2006-06-12 16:11:03 · answer #3 · answered by cajun7_girl 2 · 0 0

if you are under the impression that people are born homosexual, then i would say you should allow them to explore their emerging sexuality. neither encourage nor discourage them. essentially treat them as you would any heterosexual child. i am a gay 21 year old and that is what my parents did for me. honestly i feel like i am extremely lucky. many of my gay friends have horrible relationships with their parents because they had no support when they displayed any behavior other than the heterosexual norm while they were growing up.

2006-06-14 21:07:44 · answer #4 · answered by freudian~slip 1 · 0 0

How can a prepubescent child exhibit homosexual behaviour? But if you believe your child is exhibiting such behavior, then do not condemn the child.

Children will experiment until they find what is right for them.

Be accepting. My parents were accepting of my heterosexuality, and understood while I experimented. I know its easier to accept the "norm", but what is the norm anymore?

Children have enough suffering ahead of them, especially when they hit puberty, and if you want your children to be able to come to you with any issue, you must accept.

Think about when you were growing up and try to do what you would have wanted done for you!

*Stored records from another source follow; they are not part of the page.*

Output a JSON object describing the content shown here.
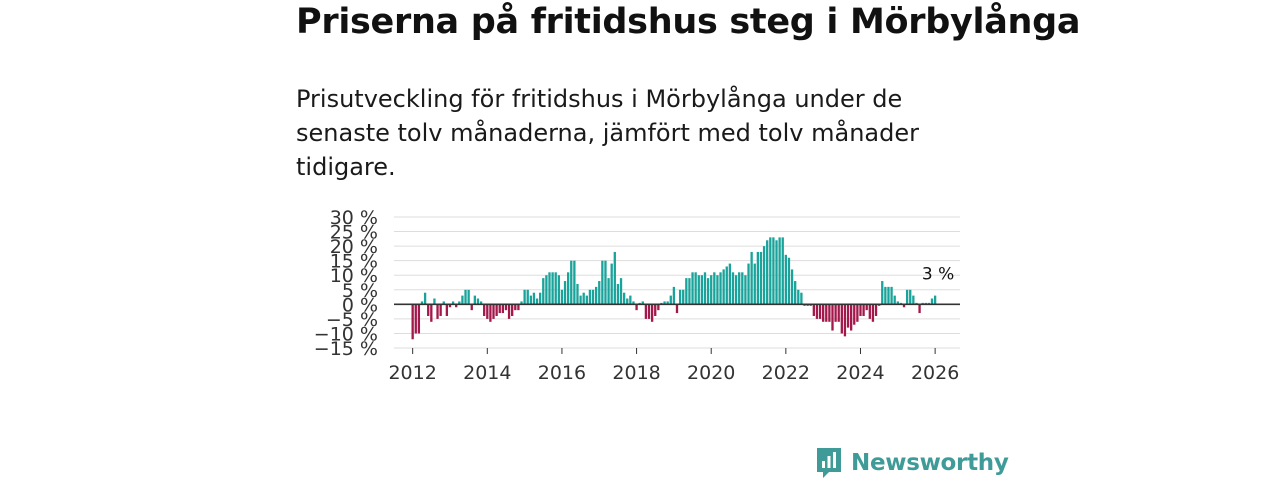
{
  "header": {
    "title": "Priserna på fritidshus steg i Mörbylånga",
    "subtitle": "Prisutveckling för fritidshus i Mörbylånga under de senaste tolv månaderna, jämfört med tolv månader tidigare."
  },
  "brand": {
    "name": "Newsworthy",
    "icon": "newsworthy-logo-icon",
    "color": "#3f9b98"
  },
  "colors": {
    "positive": "#1aa39a",
    "negative": "#a3184a",
    "grid": "#dddddd",
    "zero_line": "#333333"
  },
  "chart_data": {
    "type": "bar",
    "title": "Priserna på fritidshus steg i Mörbylånga",
    "subtitle": "Prisutveckling för fritidshus i Mörbylånga under de senaste tolv månaderna, jämfört med tolv månader tidigare.",
    "xlabel": "",
    "ylabel": "",
    "unit": "%",
    "grid": true,
    "legend": "none",
    "ylim": [
      -15,
      30
    ],
    "xlim": [
      "2011-07",
      "2026-09"
    ],
    "y_ticks": [
      "30 %",
      "25 %",
      "20 %",
      "15 %",
      "10 %",
      "5 %",
      "0 %",
      "−5 %",
      "−10 %",
      "−15 %"
    ],
    "y_tick_values": [
      30,
      25,
      20,
      15,
      10,
      5,
      0,
      -5,
      -10,
      -15
    ],
    "x_ticks": [
      "2012",
      "2014",
      "2016",
      "2018",
      "2020",
      "2022",
      "2024",
      "2026"
    ],
    "annotation": {
      "label": "3 %",
      "at": "2026-01"
    },
    "series": [
      {
        "values": [
          {
            "x": "2012-01",
            "y": -12
          },
          {
            "x": "2012-02",
            "y": -10
          },
          {
            "x": "2012-03",
            "y": -10
          },
          {
            "x": "2012-04",
            "y": 1
          },
          {
            "x": "2012-05",
            "y": 4
          },
          {
            "x": "2012-06",
            "y": -4
          },
          {
            "x": "2012-07",
            "y": -6
          },
          {
            "x": "2012-08",
            "y": 2
          },
          {
            "x": "2012-09",
            "y": -5
          },
          {
            "x": "2012-10",
            "y": -4
          },
          {
            "x": "2012-11",
            "y": 1
          },
          {
            "x": "2012-12",
            "y": -4
          },
          {
            "x": "2013-01",
            "y": -1
          },
          {
            "x": "2013-02",
            "y": 1
          },
          {
            "x": "2013-03",
            "y": -1
          },
          {
            "x": "2013-04",
            "y": 1
          },
          {
            "x": "2013-05",
            "y": 3
          },
          {
            "x": "2013-06",
            "y": 5
          },
          {
            "x": "2013-07",
            "y": 5
          },
          {
            "x": "2013-08",
            "y": -2
          },
          {
            "x": "2013-09",
            "y": 3
          },
          {
            "x": "2013-10",
            "y": 2
          },
          {
            "x": "2013-11",
            "y": 1
          },
          {
            "x": "2013-12",
            "y": -4
          },
          {
            "x": "2014-01",
            "y": -5
          },
          {
            "x": "2014-02",
            "y": -6
          },
          {
            "x": "2014-03",
            "y": -5
          },
          {
            "x": "2014-04",
            "y": -4
          },
          {
            "x": "2014-05",
            "y": -3
          },
          {
            "x": "2014-06",
            "y": -3
          },
          {
            "x": "2014-07",
            "y": -2
          },
          {
            "x": "2014-08",
            "y": -5
          },
          {
            "x": "2014-09",
            "y": -4
          },
          {
            "x": "2014-10",
            "y": -2
          },
          {
            "x": "2014-11",
            "y": -2
          },
          {
            "x": "2014-12",
            "y": 1
          },
          {
            "x": "2015-01",
            "y": 5
          },
          {
            "x": "2015-02",
            "y": 5
          },
          {
            "x": "2015-03",
            "y": 3
          },
          {
            "x": "2015-04",
            "y": 4
          },
          {
            "x": "2015-05",
            "y": 2
          },
          {
            "x": "2015-06",
            "y": 4
          },
          {
            "x": "2015-07",
            "y": 9
          },
          {
            "x": "2015-08",
            "y": 10
          },
          {
            "x": "2015-09",
            "y": 11
          },
          {
            "x": "2015-10",
            "y": 11
          },
          {
            "x": "2015-11",
            "y": 11
          },
          {
            "x": "2015-12",
            "y": 10
          },
          {
            "x": "2016-01",
            "y": 5
          },
          {
            "x": "2016-02",
            "y": 8
          },
          {
            "x": "2016-03",
            "y": 11
          },
          {
            "x": "2016-04",
            "y": 15
          },
          {
            "x": "2016-05",
            "y": 15
          },
          {
            "x": "2016-06",
            "y": 7
          },
          {
            "x": "2016-07",
            "y": 3
          },
          {
            "x": "2016-08",
            "y": 4
          },
          {
            "x": "2016-09",
            "y": 3
          },
          {
            "x": "2016-10",
            "y": 5
          },
          {
            "x": "2016-11",
            "y": 5
          },
          {
            "x": "2016-12",
            "y": 6
          },
          {
            "x": "2017-01",
            "y": 8
          },
          {
            "x": "2017-02",
            "y": 15
          },
          {
            "x": "2017-03",
            "y": 15
          },
          {
            "x": "2017-04",
            "y": 9
          },
          {
            "x": "2017-05",
            "y": 14
          },
          {
            "x": "2017-06",
            "y": 18
          },
          {
            "x": "2017-07",
            "y": 7
          },
          {
            "x": "2017-08",
            "y": 9
          },
          {
            "x": "2017-09",
            "y": 4
          },
          {
            "x": "2017-10",
            "y": 2
          },
          {
            "x": "2017-11",
            "y": 3
          },
          {
            "x": "2017-12",
            "y": 1
          },
          {
            "x": "2018-01",
            "y": -2
          },
          {
            "x": "2018-02",
            "y": 0.5
          },
          {
            "x": "2018-03",
            "y": 1
          },
          {
            "x": "2018-04",
            "y": -5
          },
          {
            "x": "2018-05",
            "y": -5
          },
          {
            "x": "2018-06",
            "y": -6
          },
          {
            "x": "2018-07",
            "y": -4
          },
          {
            "x": "2018-08",
            "y": -2
          },
          {
            "x": "2018-09",
            "y": 0.5
          },
          {
            "x": "2018-10",
            "y": 1
          },
          {
            "x": "2018-11",
            "y": 1
          },
          {
            "x": "2018-12",
            "y": 3
          },
          {
            "x": "2019-01",
            "y": 6
          },
          {
            "x": "2019-02",
            "y": -3
          },
          {
            "x": "2019-03",
            "y": 5
          },
          {
            "x": "2019-04",
            "y": 5
          },
          {
            "x": "2019-05",
            "y": 9
          },
          {
            "x": "2019-06",
            "y": 9
          },
          {
            "x": "2019-07",
            "y": 11
          },
          {
            "x": "2019-08",
            "y": 11
          },
          {
            "x": "2019-09",
            "y": 10
          },
          {
            "x": "2019-10",
            "y": 10
          },
          {
            "x": "2019-11",
            "y": 11
          },
          {
            "x": "2019-12",
            "y": 9
          },
          {
            "x": "2020-01",
            "y": 10
          },
          {
            "x": "2020-02",
            "y": 11
          },
          {
            "x": "2020-03",
            "y": 10
          },
          {
            "x": "2020-04",
            "y": 11
          },
          {
            "x": "2020-05",
            "y": 12
          },
          {
            "x": "2020-06",
            "y": 13
          },
          {
            "x": "2020-07",
            "y": 14
          },
          {
            "x": "2020-08",
            "y": 11
          },
          {
            "x": "2020-09",
            "y": 10
          },
          {
            "x": "2020-10",
            "y": 11
          },
          {
            "x": "2020-11",
            "y": 11
          },
          {
            "x": "2020-12",
            "y": 10
          },
          {
            "x": "2021-01",
            "y": 14
          },
          {
            "x": "2021-02",
            "y": 18
          },
          {
            "x": "2021-03",
            "y": 14
          },
          {
            "x": "2021-04",
            "y": 18
          },
          {
            "x": "2021-05",
            "y": 18
          },
          {
            "x": "2021-06",
            "y": 20
          },
          {
            "x": "2021-07",
            "y": 22
          },
          {
            "x": "2021-08",
            "y": 23
          },
          {
            "x": "2021-09",
            "y": 23
          },
          {
            "x": "2021-10",
            "y": 22
          },
          {
            "x": "2021-11",
            "y": 23
          },
          {
            "x": "2021-12",
            "y": 23
          },
          {
            "x": "2022-01",
            "y": 17
          },
          {
            "x": "2022-02",
            "y": 16
          },
          {
            "x": "2022-03",
            "y": 12
          },
          {
            "x": "2022-04",
            "y": 8
          },
          {
            "x": "2022-05",
            "y": 5
          },
          {
            "x": "2022-06",
            "y": 4
          },
          {
            "x": "2022-07",
            "y": -0.5
          },
          {
            "x": "2022-08",
            "y": -0.5
          },
          {
            "x": "2022-09",
            "y": -0.5
          },
          {
            "x": "2022-10",
            "y": -4
          },
          {
            "x": "2022-11",
            "y": -5
          },
          {
            "x": "2022-12",
            "y": -5
          },
          {
            "x": "2023-01",
            "y": -6
          },
          {
            "x": "2023-02",
            "y": -6
          },
          {
            "x": "2023-03",
            "y": -6
          },
          {
            "x": "2023-04",
            "y": -9
          },
          {
            "x": "2023-05",
            "y": -6
          },
          {
            "x": "2023-06",
            "y": -6
          },
          {
            "x": "2023-07",
            "y": -10
          },
          {
            "x": "2023-08",
            "y": -11
          },
          {
            "x": "2023-09",
            "y": -8
          },
          {
            "x": "2023-10",
            "y": -9
          },
          {
            "x": "2023-11",
            "y": -7
          },
          {
            "x": "2023-12",
            "y": -6
          },
          {
            "x": "2024-01",
            "y": -4
          },
          {
            "x": "2024-02",
            "y": -4
          },
          {
            "x": "2024-03",
            "y": -2
          },
          {
            "x": "2024-04",
            "y": -5
          },
          {
            "x": "2024-05",
            "y": -6
          },
          {
            "x": "2024-06",
            "y": -4
          },
          {
            "x": "2024-07",
            "y": -0.5
          },
          {
            "x": "2024-08",
            "y": 8
          },
          {
            "x": "2024-09",
            "y": 6
          },
          {
            "x": "2024-10",
            "y": 6
          },
          {
            "x": "2024-11",
            "y": 6
          },
          {
            "x": "2024-12",
            "y": 3
          },
          {
            "x": "2025-01",
            "y": 1
          },
          {
            "x": "2025-02",
            "y": 0.5
          },
          {
            "x": "2025-03",
            "y": -1
          },
          {
            "x": "2025-04",
            "y": 5
          },
          {
            "x": "2025-05",
            "y": 5
          },
          {
            "x": "2025-06",
            "y": 3
          },
          {
            "x": "2025-07",
            "y": 0.5
          },
          {
            "x": "2025-08",
            "y": -3
          },
          {
            "x": "2025-09",
            "y": 0.5
          },
          {
            "x": "2025-10",
            "y": 0.5
          },
          {
            "x": "2025-11",
            "y": 0.5
          },
          {
            "x": "2025-12",
            "y": 2
          },
          {
            "x": "2026-01",
            "y": 3
          }
        ]
      }
    ]
  }
}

2006-06-12 16:15:43 · answer #5 · answered by kc 3 · 0 0

We would be best served by raising these childrenn the same way all childre should ideally be raised in a loving, caring, stable environment and not encourage them to act straight or gay, but let the children discover an appropriate gender identity of their own.

2006-06-12 22:05:31 · answer #6 · answered by sooziebeaker 3 · 0 0

I don’t believe that sexual behavior should be encouraged at young ages. However, it is important that children know about sex, and the consequences. Who they have sex with, whether it be male/female should really be up to the person.

The key is to ensure that the child understand that the parents are there for them, and will love them no matter what. It’s important to keep and open dialogue so that if they are in fact gay that the parents can be there for them.

2006-06-12 16:03:34 · answer #7 · answered by PseudogodJ 3 · 0 0

WE do not have to either encourage or discourage anything. We need to provide an atmosphere that is non-judgmental to all kids, not just gays or straights...all. There is no point in discouraging any sexuality, it cannot be changed. It is the constant bigotry that is the problem. Do gay kids, or adults, really bother anyone??? not that I have noticed.

2006-06-12 16:20:49 · answer #8 · answered by Anonymous · 0 0

i dont know if peolpe are born gay ....but i dont think encouraging people to be gay is a good thing either , i think the best way to deal with this is to create an environment that offers support and tolerance , so if they turn out to be gay they will know they are accepted and supported. people shouldnt be pushed to be homosexuals or heterosexuals, they will decide on their own when the time is right for them

2006-06-12 21:00:24 · answer #9 · answered by sexyashell 2 · 0 0

Let them have an identity. Explain the same things that you would teach any child, teach them to love and respect people, all people. Teach them that there are many different people in this world, teach them to stand up for whats wright, and not to bash someone because they have a different belief, we can not change who we are nor who our children will grow up to be, we can only love them, protect them, teach them...and hope they take all of that with them into the adult world.